The mood changes slightly when Eliot seems to have memories of a happier time, where he declares, “Winter kept us warm” as if to say it was a comforting time. At this point the narrator changes from being Eliot himself to a woman called Marie. She immediately skip’s back in time, to a place where she was happy. This part of the poem I can only imagine is when Eliot must have had some kind of reprieve from his illness or at least was momentarily having good thoughts, as Marie brings a lighter mood into the poem.
Eliot introduces a ‘place’ in the poem that appears to be in Munich, Germany. We know this as Marie mentions Starnbergersee (a German lake in Munich), the colonnade (a sequence of columns possibly like those in the Pfnistberg palace in Germany) and the Hofgarten (a Renaissance garden in Munich). This part of the poem evokes happiness, possibly a love story between herself and Eliot as the narrator. They used to play as children at her cousin’s house who was an arch-duke. I was intrigued to discover that an arch-duke was a man who was high up in the Austrian Royal Family. Thus, making Marie someone of royal connection, perhaps a duchess herself.
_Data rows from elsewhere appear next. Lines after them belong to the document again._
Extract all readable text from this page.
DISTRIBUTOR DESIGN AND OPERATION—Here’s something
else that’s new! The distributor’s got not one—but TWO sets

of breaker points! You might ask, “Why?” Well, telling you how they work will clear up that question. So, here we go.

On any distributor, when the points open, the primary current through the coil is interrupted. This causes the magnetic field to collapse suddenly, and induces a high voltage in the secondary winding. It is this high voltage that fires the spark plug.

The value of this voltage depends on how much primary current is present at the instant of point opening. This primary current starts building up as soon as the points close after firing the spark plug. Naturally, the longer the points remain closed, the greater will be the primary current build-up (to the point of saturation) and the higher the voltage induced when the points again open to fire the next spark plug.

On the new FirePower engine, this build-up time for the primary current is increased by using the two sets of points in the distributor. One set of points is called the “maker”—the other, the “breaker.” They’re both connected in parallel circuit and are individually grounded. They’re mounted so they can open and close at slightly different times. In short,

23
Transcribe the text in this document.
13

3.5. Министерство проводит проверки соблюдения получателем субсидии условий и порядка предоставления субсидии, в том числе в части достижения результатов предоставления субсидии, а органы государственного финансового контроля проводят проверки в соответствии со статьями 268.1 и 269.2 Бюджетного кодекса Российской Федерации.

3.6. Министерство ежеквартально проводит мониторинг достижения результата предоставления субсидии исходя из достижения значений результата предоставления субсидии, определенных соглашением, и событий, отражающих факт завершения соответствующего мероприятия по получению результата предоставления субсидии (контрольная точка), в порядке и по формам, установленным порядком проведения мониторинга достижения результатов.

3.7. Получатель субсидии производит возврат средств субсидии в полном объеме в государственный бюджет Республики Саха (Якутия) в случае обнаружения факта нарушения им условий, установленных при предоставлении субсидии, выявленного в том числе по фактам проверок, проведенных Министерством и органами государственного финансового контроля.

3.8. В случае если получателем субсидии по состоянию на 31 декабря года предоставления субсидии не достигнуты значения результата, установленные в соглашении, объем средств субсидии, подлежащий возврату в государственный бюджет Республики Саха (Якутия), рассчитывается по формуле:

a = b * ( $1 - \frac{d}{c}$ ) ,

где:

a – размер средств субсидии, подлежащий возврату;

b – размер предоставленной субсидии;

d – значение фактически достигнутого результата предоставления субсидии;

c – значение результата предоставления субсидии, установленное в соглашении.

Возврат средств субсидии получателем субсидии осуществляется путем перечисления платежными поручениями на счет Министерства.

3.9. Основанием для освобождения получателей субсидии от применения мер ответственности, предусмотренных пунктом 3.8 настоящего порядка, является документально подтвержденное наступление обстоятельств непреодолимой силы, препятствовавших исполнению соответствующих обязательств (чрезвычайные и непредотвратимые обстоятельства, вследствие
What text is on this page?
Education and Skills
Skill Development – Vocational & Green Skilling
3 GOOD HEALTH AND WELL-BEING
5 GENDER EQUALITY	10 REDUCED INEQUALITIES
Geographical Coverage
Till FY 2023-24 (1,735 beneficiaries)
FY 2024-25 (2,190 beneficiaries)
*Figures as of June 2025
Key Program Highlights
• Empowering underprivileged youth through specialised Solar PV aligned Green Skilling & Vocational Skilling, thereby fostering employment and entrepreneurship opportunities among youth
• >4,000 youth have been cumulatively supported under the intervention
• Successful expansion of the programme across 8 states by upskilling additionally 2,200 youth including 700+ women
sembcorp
Marie and her male companion have a lovely time walking over the Starnbergersee where you can imagine young love as they escape ‘the shower of rain’ and stop in the ‘colonnade’ followed by a coffee in the ‘Hofgarten’. They are relaxed in each other’s company being able to talk comfortably for an hour. However, I then feel there must be something more to the relationship as the young man has to explain that he is not Russian he is German, “Bin gar keine Russin stamm’ aus Litauen, echt deutsch”. I feel this is important, as perhaps it is the reason they did not end up together. Which seems sad as it sounds like he wanted to protect her. They had decided to go for a sledge ride and she was frightened, but he made her feel safe when he told her “Marie, Marie hold on tight” as they sled down the mountains feeling free.
The poem then takes another twist to being in the present time, perhaps a different place now but once more time has moved the character forward. Marie sounds older, lonely and sad. She is someone who apparently reads a lot, mostly at night, maybe has insomnia, worrying about her life, it makes me think the war took her man away or even killed him. The ending of the poem refers to the Winter season, this time she is moving to a different place to spend the winter, hopefully to escape the depressing loneliness she feels.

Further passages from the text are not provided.